On 8/17 at 4:29 (all times UTC), several user nodes reported the seed node as disconnected. Here are some findings from log files:

  • dk808’s node reported the first disconnection at 4:29:54, attempted a reconnection on 4:29:49, and ultimately disconnected from the seed at 4:30:03. It did not reconnect to the seed until 8/18 at 21:43.
  • Bison Paul restarted their node after the seed restart event, to upsize their AWS instance. They connected to the seed successfully, but never saw any of the other O(1) nodes enter the peer list.
  • Alexander has logs going back to 8/13, and finally disconnected from the seed on 8/17 at 4:30:04. They reconnected at 12:16 and resumed gossip both ways. After 8/16 at 16:14, they never see any non-seed O(1) nodes. Prior to that they had seen all of them on 8/13, but after a restart that day at 21:21 never saw O(1) nodes besides the seed and the East Coast joiner.
  • garethtdavies on 8/17 and 8/18 reported seeing the West Coast joiner and snarker_0. They don’t seem to have been disconnected from the seed.
  • Ilya on 8/17 saw only the seed node and the East Coast joiner. They were never disconnected from the seed, however!

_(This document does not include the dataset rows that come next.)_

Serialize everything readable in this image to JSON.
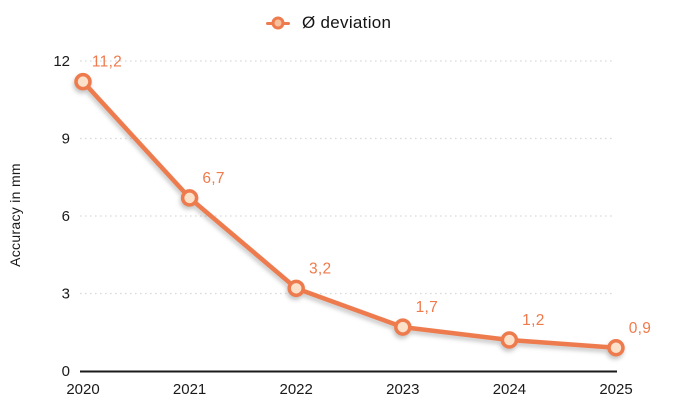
{
  "chart_data": {
    "type": "line",
    "title": "",
    "legend": {
      "label": "Ø deviation",
      "position": "top-center"
    },
    "categories": [
      "2020",
      "2021",
      "2022",
      "2023",
      "2024",
      "2025"
    ],
    "series": [
      {
        "name": "Ø deviation",
        "values": [
          11.2,
          6.7,
          3.2,
          1.7,
          1.2,
          0.9
        ],
        "point_labels": [
          "11,2",
          "6,7",
          "3,2",
          "1,7",
          "1,2",
          "0,9"
        ]
      }
    ],
    "xlabel": "",
    "ylabel": "Accuracy in mm",
    "ylim": [
      0,
      12
    ],
    "yticks": [
      0,
      3,
      6,
      9,
      12
    ],
    "grid": {
      "horizontal": true,
      "style": "dotted"
    },
    "colors": {
      "line": "#ee7b4d",
      "marker_fill": "#fbe0ca",
      "data_label": "#ef7a4c",
      "grid_line": "#d9d9d9",
      "axis_line": "#1a1a1a",
      "tick_text": "#1a1a1a",
      "legend_text": "#141414"
    }
  }
}
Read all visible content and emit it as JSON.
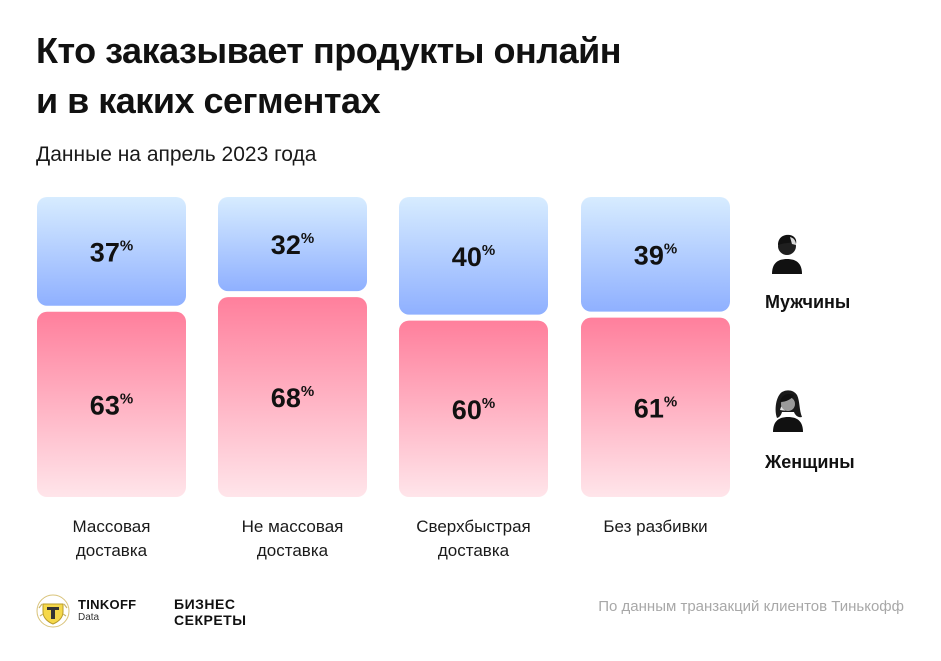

Overall, there is very poor connectivity to the non-seed O(1) nodes. It seems the kademlia helper isn’t ensuring some of the properties we depend on (most importantly, connectivity). We have little visibility into the Kademlia routing tables, which might help explain the network topology we saw.

Ultimately this poor connectivity led to a fork. The non-O(1) chain ended up having more stake and is currently longer than the chain our proposer is currently making for itself. The user chain has a longer min_epoch_length as well. One of our nodes was seeing blocks from the user chain somehow and would attempt bootstrap, but none of its immediate peers had the user chain. Consensus is working as expected but cannot circumvent partitions in the gossip net. I expect that with libp2p-based discovery, we will have fewer DHT-view-related weirdness. We’ll see what happens!

3 Likes

I need to double check that log file, those timestamps look like a typo!